La deuxième partie est le récit de la rencontre entre Thomas More et Raphaël Hythloday, dont le nom de famille vient du grec : habile à raconter des histoires. C’est le récit d’un voyage fictif sur une île imaginaire. Hythloday y décrit l’île d’Utopie et son gouvernement, les mœurs et les coutumes de ses citoyens, leur religion, leur politique, leur rapport à la guerre, etc.
Les institutions, au cœur de la réflexion
Globalement, dans son ouvrage, Thomas More s’applique à proposer un autre modèle que celui existant. Lui vit dans un monde dans lequel les sociétés sont construites sur le principe de l’avoir et de l’accumulation des biens et des richesses, toujours au profit des puissants et des riches. Sur l’île d’Utopie, au contraire, le bien suprême est le bonheur social et toutes les institutions ont pour but d’aider à la stabilité de la communauté humaine.
Les institutions sont une partie importante de la réflexion de Thomas More dans son ouvrage : “Aussi quand je compare les institutions utopiennes à celles des autres pays, je ne puis assez admirer la sagesse et l’humanité d’une part, et déplorer, de l’autre, la déraison et la barbarie”.
Plus loin, Hythloday explique encore : “Ces institutions ont pour but d’empêcher le prince et les tranibores [élus du gouvernement de l’Utopie] de conspirer ensemble contre la liberté, d’opprimer le peuple par des lois tyranniques, et de changer la forme du gouvernement“.
Les pouvoirs de l’utopie
Le modèle de l’utopie a survécu à Thomas More et est devenu un outil courant de remise en cause du système en place. Elle permet en effet, en proposant le modèle fictif d’un monde meilleur, d’alimenter l’espoir d’une réelle transformation dans le monde réel.
En proposant d’autres institutions, d’autres organisations, Thomas More permet au lecteur de prendre du recul sur les institutions politiques qui le gouvernent, sur le mode de vie qu’il mène. Cela permet au lecteur de se rendre compte des choses qui peuvent être injustes ou incohérentes. De là, l’utopie peut devenir, de tout temps, une invitation à la contestation, au changement.

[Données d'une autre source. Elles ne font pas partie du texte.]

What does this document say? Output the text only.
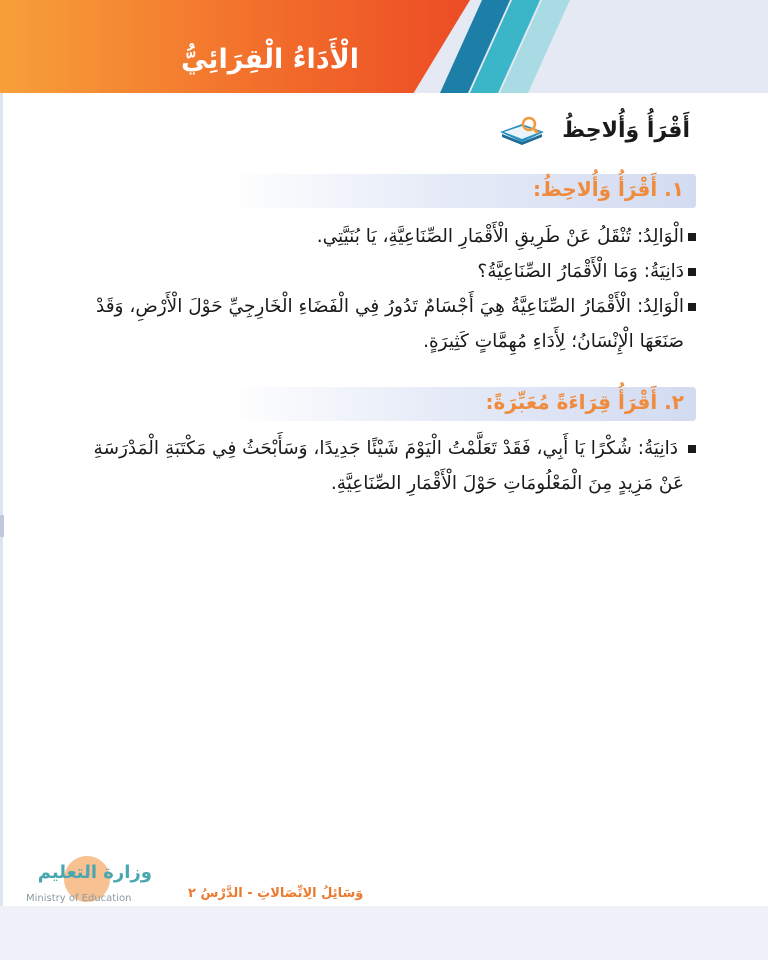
الْأَدَاءُ الْقِرَائِيُّ
أَقْرَأُ وَأُلاحِظُ
١. أَقْرَأُ وَأُلاحِظُ:
الْوَالِدُ: تُنْقَلُ عَنْ طَرِيقِ الْأَقْمَارِ الصِّنَاعِيَّةِ، يَا بُنَيَّتِي.
دَانِيَةُ: وَمَا الْأَقْمَارُ الصِّنَاعِيَّةُ؟
الْوَالِدُ: الْأَقْمَارُ الصِّنَاعِيَّةُ هِيَ أَجْسَامٌ تَدُورُ فِي الْفَضَاءِ الْخَارِجِيِّ حَوْلَ الْأَرْضِ، وَقَدْ
صَنَعَهَا الْإِنْسَانُ؛ لِأَدَاءِ مُهِمَّاتٍ كَثِيرَةٍ.
٢. أَقْرَأُ قِرَاءَةً مُعَبِّرَةً:
دَانِيَةُ: شُكْرًا يَا أَبِي، فَقَدْ تَعَلَّمْتُ الْيَوْمَ شَيْئًا جَدِيدًا، وَسَأَبْحَثُ فِي مَكْتَبَةِ الْمَدْرَسَةِ
عَنْ مَزِيدٍ مِنَ الْمَعْلُومَاتِ حَوْلَ الْأَقْمَارِ الصِّنَاعِيَّةِ.
وزارة التعليم
Ministry of Education	وَسَائِلُ الِاتِّصَالاتِ - الدَّرْسُ ٢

Les utopiens de More ont un rapport au monde bien différent de celui des européens du XVIe siècle. “Les Utopiens ont la guerre en abomination, comme une chose brutalement animale […]. Contrairement aux mœurs de presque toutes les nations, rien de si honteux, en Utopie, que de chercher la gloire sur les champs de bataille. […] Ils ne l’entreprennent que pour défendre leurs frontières, ou pour repousser une invasion ennemie sur les terres de leurs alliés”.
CE QU’IL FAUT RETENIR
L’Utopie est l’ouvrage le plus célèbre de Thomas More. Il y propose le récit du voyage fictif de Raphaël Hythloday, un marin portugais, sur l’île d’Utopie. Celui-ci raconte, dans la deuxième partie du livre, ce qu’il a vu sur l’île, comment fonctionne le gouvernement et quelles sont les mœurs de ses habitants.

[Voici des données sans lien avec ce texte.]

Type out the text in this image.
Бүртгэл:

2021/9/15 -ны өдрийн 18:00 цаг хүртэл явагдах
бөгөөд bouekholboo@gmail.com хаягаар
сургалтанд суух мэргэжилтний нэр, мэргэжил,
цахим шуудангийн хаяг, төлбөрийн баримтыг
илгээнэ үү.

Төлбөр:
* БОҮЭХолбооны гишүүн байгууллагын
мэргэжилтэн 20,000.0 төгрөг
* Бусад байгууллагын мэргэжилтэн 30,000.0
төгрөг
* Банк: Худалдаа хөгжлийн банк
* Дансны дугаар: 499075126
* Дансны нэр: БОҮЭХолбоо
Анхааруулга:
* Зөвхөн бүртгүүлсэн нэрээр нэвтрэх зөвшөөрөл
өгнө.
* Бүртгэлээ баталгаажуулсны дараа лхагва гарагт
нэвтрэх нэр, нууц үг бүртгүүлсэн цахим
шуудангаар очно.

C’est un modèle idéal de société que Thomas More décrit à travers la description de l’île d’Utopie. Mais la visée n’est pas seulement littéraire puisque le récit est en fait un prétexte pour remettre en cause les institutions politiques de l’Europe du XVIe siècle.

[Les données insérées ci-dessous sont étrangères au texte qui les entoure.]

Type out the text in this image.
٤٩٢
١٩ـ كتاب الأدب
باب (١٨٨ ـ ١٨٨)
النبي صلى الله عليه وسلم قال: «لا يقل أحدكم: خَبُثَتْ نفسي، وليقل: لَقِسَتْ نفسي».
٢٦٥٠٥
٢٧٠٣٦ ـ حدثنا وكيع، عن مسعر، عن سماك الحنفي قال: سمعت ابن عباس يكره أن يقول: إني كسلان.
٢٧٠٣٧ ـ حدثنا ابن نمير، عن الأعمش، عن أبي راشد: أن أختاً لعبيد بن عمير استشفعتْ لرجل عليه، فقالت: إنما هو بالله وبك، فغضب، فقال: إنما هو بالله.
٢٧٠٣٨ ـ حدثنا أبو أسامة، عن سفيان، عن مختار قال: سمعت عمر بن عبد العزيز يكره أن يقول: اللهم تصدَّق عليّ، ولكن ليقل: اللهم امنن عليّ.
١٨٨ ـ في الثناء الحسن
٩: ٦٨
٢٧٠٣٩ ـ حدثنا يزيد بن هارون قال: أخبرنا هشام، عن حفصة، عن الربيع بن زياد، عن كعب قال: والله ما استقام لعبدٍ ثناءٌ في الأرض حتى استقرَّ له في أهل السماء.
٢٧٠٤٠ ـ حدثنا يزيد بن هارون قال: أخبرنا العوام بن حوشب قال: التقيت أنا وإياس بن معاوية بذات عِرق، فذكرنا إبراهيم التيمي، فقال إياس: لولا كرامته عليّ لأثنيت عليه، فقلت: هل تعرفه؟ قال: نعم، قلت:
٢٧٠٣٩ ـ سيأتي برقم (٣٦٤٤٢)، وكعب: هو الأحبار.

LE TERME A BIEN COMPRENDRE
Thomas More a créé le mot “utopie”, qui vient du grec et signifie lieu qui n’est nulle part. Le terme est apparu pour la première fois dans le dictionnaire en 1611, moins de 100 ans après la publication de l’ouvrage. Depuis, l’utopie désigne un genre littéraire à part entière qui vise à décrire une société fictive idéale.
Fanny Aici
Les citations à retenir
“En Utopie, l’avarice est impossible, puisque l’argent n’y est d’aucun usage ; […] Qui ne sait, en effet, que les fraudes, les vols, les rapines, les rixes, les tumultes, les querelles, les séditions, les meurtres, les trahisons, les empoisonnements ; qui ne sait, dis-je, que tous ces crimes dont la société se venge par des supplices permanents, sans pouvoir les prévenir, seraient anéantis le jour où l’argent aurait disparu ?” – L’Utopie, Thomas More (1516)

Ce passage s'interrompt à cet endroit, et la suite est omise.